In the midst of Sunshine Week, President Barack Obama's administration released a set of rules Tuesday exempting the executive Office of Administration from the purview of the Freedom of Information Act — meaning it can reject public access to its records.
Many analysts are questioning the timing of the new exemptions, as Sunshine Week celebrates government transparency and public records.
“The White House has reversed a decades-long practice of opening the files of O.A. to the public,” said Anne Weismann, interim executive director of Citizens for Responsibility and Ethics in Washington.
Jonathan Jones, executive director of the N.C. Open Government Coalition, expressed concern for the announcement's timing.
“The administration’s decision is unfortunate," Jones said. "That’s a bit of a slap in the face to the open government community, just based on the timing alone."

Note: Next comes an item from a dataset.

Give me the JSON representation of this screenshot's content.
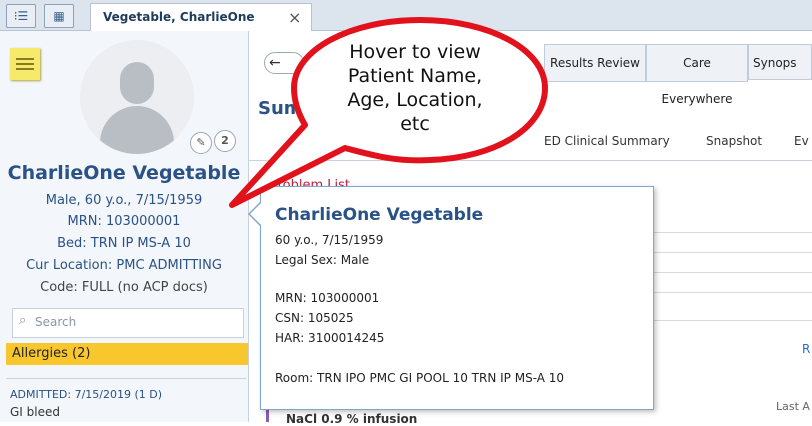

According to the rules, the Office of Administration, which acts as an advisory body to the president and is overseen by the chief of staff, does not qualify as an executive agency and, therefore, doesn't have to comply with FOIA, due to a 2009 court opinion.
But David Levine, a law professor at Elon University, said that while the court ruled the office can be exempted, it does not have to be.
Jones said under FOIA, the White House is given an exemption, which leaves the entities that work with it — such as the Office of Administration — up for interpretation. These exempted records are made public five years after the administration leaves.
Obama ran twice on a platform of increasing government transparency, but his administration set a record in the past year for the number of government record requests that were censored or denied, according to a recent analysis by the Associated Press.